Go Set A Watchman. Harper Lee. New York: Harper Collins. 2015. 278 pp.
“I mean I grew up right here in your house, and I never knew what was in your mind.”
To Kill A Mockingbird was assigned reading when I was in high school. I didn’t enjoy it. Part of that, I am sure, was the intensity with which themes were thrust down our throats. The other part was that I do not enjoy stories of precocious children. There was something about me that rankled with Scout’s freedom and sass. Now, as an adult, I finally see the cultural importance of this book and can appreciate it.
So it was with mixed feelings that I purchased Go Set a Watchman. What awaited me? I knew the backstory. This was the first book written. Ms. Lee’s editor suggested changes that would focus on Jean Louise Finch as a little girl in the Depression-era South and her relationship with her mild-mannered father. Scout gave us an interpretation of racism through her innocent eyes. But we also developed cult-like hero-worship of Atticus Finch – Father of the Century.
It is rare to read a novel from the perspective of an omniscient
narrator these days. From the first page, I loved the voice – there is something sincere about the writing from the 1950s. The dialogue is smart and snappy – lively and honest. I couldn’t tell who was mirroring whom: Scout or Harper Lee. But that was fine by me – either was good company.
There has been a lot of scuttle-but about the coming forth of this book. While most of that did not concern me much, I was surprised – gasped aloud and put down the book for a while – by the harsh and honest characterization of Atticus, now in his seventies, afflicted with rheumatoid arthritis and arthritic narrow-mindedness. I can see why the editor suggested the shift in the story. If we are upset, disgusted, horrified and appalled at this older lawyer today, how would we have accepted Go Set a Watchman in the late 1950s?

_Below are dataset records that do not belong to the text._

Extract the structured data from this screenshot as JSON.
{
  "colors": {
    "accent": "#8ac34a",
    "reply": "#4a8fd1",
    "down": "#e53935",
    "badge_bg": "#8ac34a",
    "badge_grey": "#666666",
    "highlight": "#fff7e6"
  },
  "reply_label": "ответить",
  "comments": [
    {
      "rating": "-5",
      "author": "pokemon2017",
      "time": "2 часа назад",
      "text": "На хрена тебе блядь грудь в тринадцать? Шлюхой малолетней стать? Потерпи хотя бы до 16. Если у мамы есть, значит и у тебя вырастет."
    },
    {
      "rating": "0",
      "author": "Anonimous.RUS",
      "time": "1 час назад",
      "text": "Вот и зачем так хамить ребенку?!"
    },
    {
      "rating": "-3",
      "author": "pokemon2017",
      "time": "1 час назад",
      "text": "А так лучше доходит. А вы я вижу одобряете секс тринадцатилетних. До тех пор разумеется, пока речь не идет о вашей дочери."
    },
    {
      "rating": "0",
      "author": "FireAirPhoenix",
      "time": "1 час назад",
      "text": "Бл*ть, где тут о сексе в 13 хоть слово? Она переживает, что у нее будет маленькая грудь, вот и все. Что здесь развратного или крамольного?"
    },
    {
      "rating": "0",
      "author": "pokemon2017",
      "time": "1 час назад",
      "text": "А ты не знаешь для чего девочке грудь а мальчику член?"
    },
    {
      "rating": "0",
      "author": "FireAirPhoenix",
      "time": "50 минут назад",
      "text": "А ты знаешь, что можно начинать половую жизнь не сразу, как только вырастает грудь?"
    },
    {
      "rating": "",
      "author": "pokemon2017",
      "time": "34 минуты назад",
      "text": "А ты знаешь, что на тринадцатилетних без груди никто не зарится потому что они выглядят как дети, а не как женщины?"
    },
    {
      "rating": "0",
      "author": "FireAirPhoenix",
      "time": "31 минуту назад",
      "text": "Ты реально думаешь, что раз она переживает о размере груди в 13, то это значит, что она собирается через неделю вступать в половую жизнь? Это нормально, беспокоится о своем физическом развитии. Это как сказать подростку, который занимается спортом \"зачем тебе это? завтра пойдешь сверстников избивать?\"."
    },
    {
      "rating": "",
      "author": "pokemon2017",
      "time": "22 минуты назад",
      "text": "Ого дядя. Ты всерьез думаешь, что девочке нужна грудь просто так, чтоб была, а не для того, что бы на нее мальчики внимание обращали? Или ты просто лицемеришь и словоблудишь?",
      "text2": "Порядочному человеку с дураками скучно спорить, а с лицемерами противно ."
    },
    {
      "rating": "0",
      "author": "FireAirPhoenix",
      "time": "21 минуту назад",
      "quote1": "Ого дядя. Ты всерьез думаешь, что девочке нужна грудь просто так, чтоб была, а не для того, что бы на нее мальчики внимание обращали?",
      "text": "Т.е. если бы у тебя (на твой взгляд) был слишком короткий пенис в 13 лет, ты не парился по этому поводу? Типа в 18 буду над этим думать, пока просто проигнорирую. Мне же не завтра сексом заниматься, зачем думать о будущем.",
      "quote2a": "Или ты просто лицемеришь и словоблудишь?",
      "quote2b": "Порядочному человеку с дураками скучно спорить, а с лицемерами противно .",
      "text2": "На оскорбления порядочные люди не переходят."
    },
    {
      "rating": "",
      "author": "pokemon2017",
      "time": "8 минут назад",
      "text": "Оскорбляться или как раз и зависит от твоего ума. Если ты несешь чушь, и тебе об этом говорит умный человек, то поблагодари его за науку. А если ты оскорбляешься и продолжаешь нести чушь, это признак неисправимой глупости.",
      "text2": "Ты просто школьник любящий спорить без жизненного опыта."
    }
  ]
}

The characters of Go Set a Watchman are undeniably racist, and yet, forward-thinking. Jean Louise is coming into her own belief system, neatly fed by her father’s influence and encouragement over the years. But when she, as any child does, finally comes face to face with the reality of who their parent really is, and what they think, she is crushed. Her innocence is sucked into a national storm that is battering even her little hometown. Bigotry is evident in Atticus – but discrimination is also clearly seen in Scout.
It is an undeniable treat to read such a raw and true examination of that time in our country, through the eyes of a woman who was there. I did not find a comfortable resolution here and I was still wholly unnerved by the prejudiced attitudes and behaviors on all sides. But I did appreciate that Harper Lee had this story to tell – twice.